Governor John Mushayavanhu revealed on Thursday that the central bank had sold $407.4 million from April to December through its willing-buyer willing-seller system, which replaced the previous weekly dollar auction run by the RBZ. Mushayavanhu made these comments following the monetary policy committee‘s decision to maintain the benchmark interest rate at 35%.
Zimbabwean banks have been purchasing about 70% of the available foreign currency under this system, with an additional $35 million sold in January. The RBZ’s continued interventions reflect its strategic efforts to maintain liquidity and meet demand in the face of limited foreign-exchange reserves.

The ZiG, short for Zimbabwe Gold, marks the nation’s sixth attempt since 2009 to establish a stable local currency. Previous efforts were thwarted by surging inflation and significant devaluations. The current currency experienced a 43% devaluation in September 2024 but has since stabilized.

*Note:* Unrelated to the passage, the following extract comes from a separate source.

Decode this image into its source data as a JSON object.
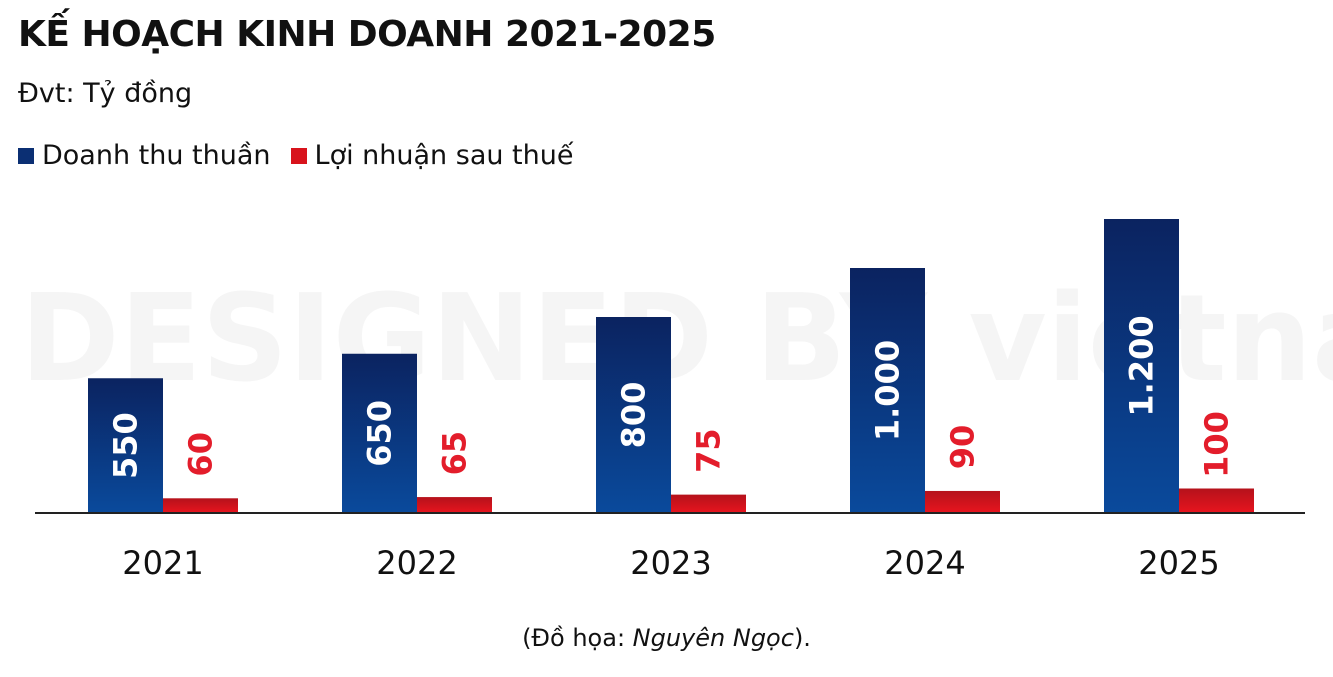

However, analysts at Oxford Economics warn that this recent stability may be artificial, as structural weaknesses in Zimbabwe’s economy could still undermine the currency’s long-term viability. In a client note, the analysts pointed to factors such as limited foreign-exchange reserves, lack of access to external markets, and the government‘s reliance on central bank financing to fill fiscal gaps as ongoing concerns that could keep the currency under pressure.
Despite these challenges, the RBZ remains committed to sustaining the ZiG as Zimbabwe’s functioning currency, even as questions persist about its durability and stability.